Voorstadium borstkanker niet altijd kwaadaardig
DCIS is het voorstadium van borstkanker. Door screening wordt het gevonden bij zo’n vijftienhonderd tot tweeduizend vrouwen per jaar. Linn: “Vroeger kregen zij dezelfde behandeling als na de diagnose borstkanker. Maar sinds we weten dat sommige DCIS zich nooit tot borstkanker zal ontwikkelen, willen we over-behandeling voorkomen.
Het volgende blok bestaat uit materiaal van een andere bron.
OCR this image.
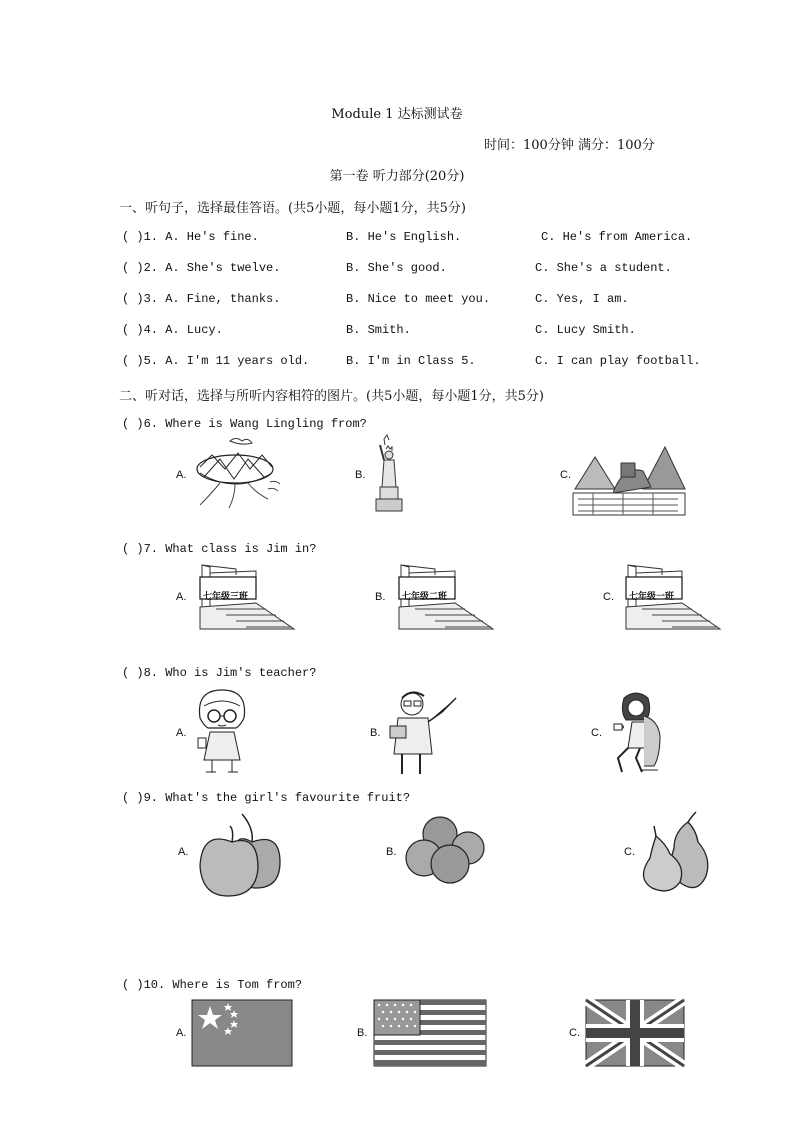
Module 1 达标测试卷
时间：100分钟 满分：100分
第一卷 听力部分(20分)
一、听句子，选择最佳答语。(共5小题，每小题1分，共5分)
( )1. A. He's fine.	B. He's English.	C. He's from America.
( )2. A. She's twelve.	B. She's good.	C. She's a student.
( )3. A. Fine, thanks.	B. Nice to meet you.	C. Yes, I am.
( )4. A. Lucy.	B. Smith.	C. Lucy Smith.
( )5. A. I'm 11 years old.	B. I'm in Class 5.	C. I can play football.
二、听对话，选择与所听内容相符的图片。(共5小题，每小题1分，共5分)
( )6. Where is Wang Lingling from?
A.	B.	C.
( )7. What class is Jim in?
A. 七年级三班	B. 七年级二班	C. 七年级一班
( )8. Who is Jim's teacher?
A.	B.	C.
( )9. What's the girl's favourite fruit?
A.	B.	C.
( )10. Where is Tom from?
A.	B.	C.
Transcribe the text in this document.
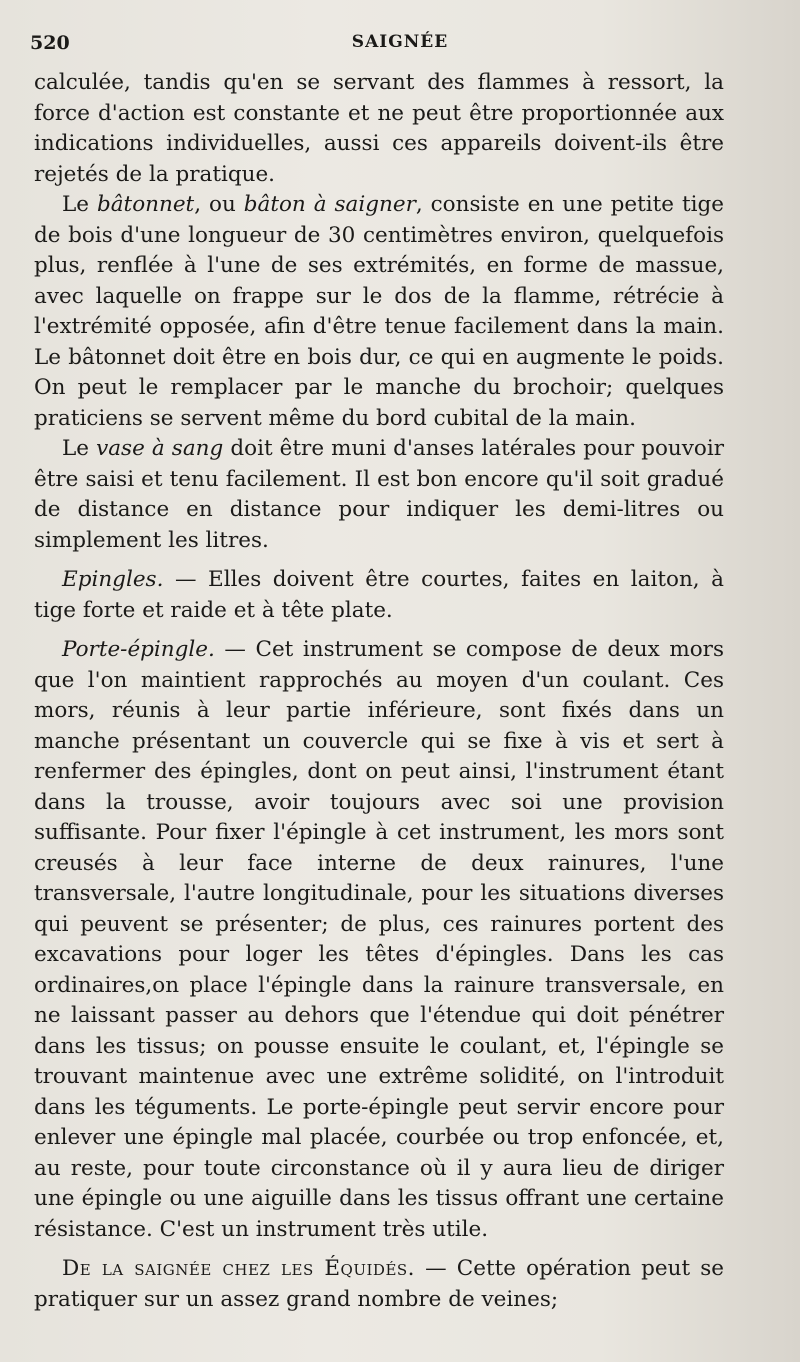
520	SAIGNÉE

calculée, tandis qu'en se servant des flammes à ressort, la force d'action est constante et ne peut être proportionnée aux indications individuelles, aussi ces appareils doivent-ils être rejetés de la pratique.

Le bâtonnet, ou bâton à saigner, consiste en une petite tige de bois d'une longueur de 30 centimètres environ, quelquefois plus, renflée à l'une de ses extrémités, en forme de massue, avec laquelle on frappe sur le dos de la flamme, rétrécie à l'extrémité opposée, afin d'être tenue facilement dans la main. Le bâtonnet doit être en bois dur, ce qui en augmente le poids. On peut le remplacer par le manche du brochoir; quelques praticiens se servent même du bord cubital de la main.

Le vase à sang doit être muni d'anses latérales pour pouvoir être saisi et tenu facilement. Il est bon encore qu'il soit gradué de distance en distance pour indiquer les demi-litres ou simplement les litres.

Epingles. — Elles doivent être courtes, faites en laiton, à tige forte et raide et à tête plate.

Porte-épingle. — Cet instrument se compose de deux mors que l'on maintient rapprochés au moyen d'un coulant. Ces mors, réunis à leur partie inférieure, sont fixés dans un manche présentant un couvercle qui se fixe à vis et sert à renfermer des épingles, dont on peut ainsi, l'instrument étant dans la trousse, avoir toujours avec soi une provision suffisante. Pour fixer l'épingle à cet instrument, les mors sont creusés à leur face interne de deux rainures, l'une transversale, l'autre longitudinale, pour les situations diverses qui peuvent se présenter; de plus, ces rainures portent des excavations pour loger les têtes d'épingles. Dans les cas ordinaires,on place l'épingle dans la rainure transversale, en ne laissant passer au dehors que l'étendue qui doit pénétrer dans les tissus; on pousse ensuite le coulant, et, l'épingle se trouvant maintenue avec une extrême solidité, on l'introduit dans les téguments. Le porte-épingle peut servir encore pour enlever une épingle mal placée, courbée ou trop enfoncée, et, au reste, pour toute circonstance où il y aura lieu de diriger une épingle ou une aiguille dans les tissus offrant une certaine résistance. C'est un instrument très utile.

De la saignée chez les Équidés. — Cette opération peut se pratiquer sur un assez grand nombre de veines;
Daarvoor loopt de zogenoemde LORD-studie. Een patholoog kan een onderscheid maken tussen laag risico en hoog risico DCIS. Bij laag risico hebben vrouwen straks de keuze of ze kiezen voor behandeling of niet.”
Verschillende subtypen
Er zijn verschillende typen borstkanker. Hormoon-receptor-positief/HER2-negatief, HER2-positief en triple-negatief. De triple-negatieve variant treft zo’n twee- tot drieduizend voornamelijk jonge vrouwen. HER2-positief wordt onderverdeeld in een hormoonongevoelige vorm en een hormoongevoelige vorm. Het grootste deel van de patiënten treft de hormoonreceptor-positief/HER2-negatieve vorm, voornamelijk vrouwen op oudere leeftijd. Deze vorm gedraagt zich minder agressief dan de andere sub-typen van borstkanker. Het nadeel is wel dat het risico op terugkeer van de ziekte blijft bestaan nadat de tumor is bestreden. De kans daarop neemt met de helft af door hormoonbehandeling, maar het risico op terugkeer blijft. Bij de hormoonongevoelige variant is dit na verloop van tijd niet het geval. Als de tumoren na zeven jaar niet zijn teruggekomen, ben je in principe genezen. Borstkanker wordt op oudere leeftijd niet op een andere manier behandeld dan wanneer je jonger bent. Welke behandeling je krijgt, hangt voornamelijk af van het subtype borstkanker.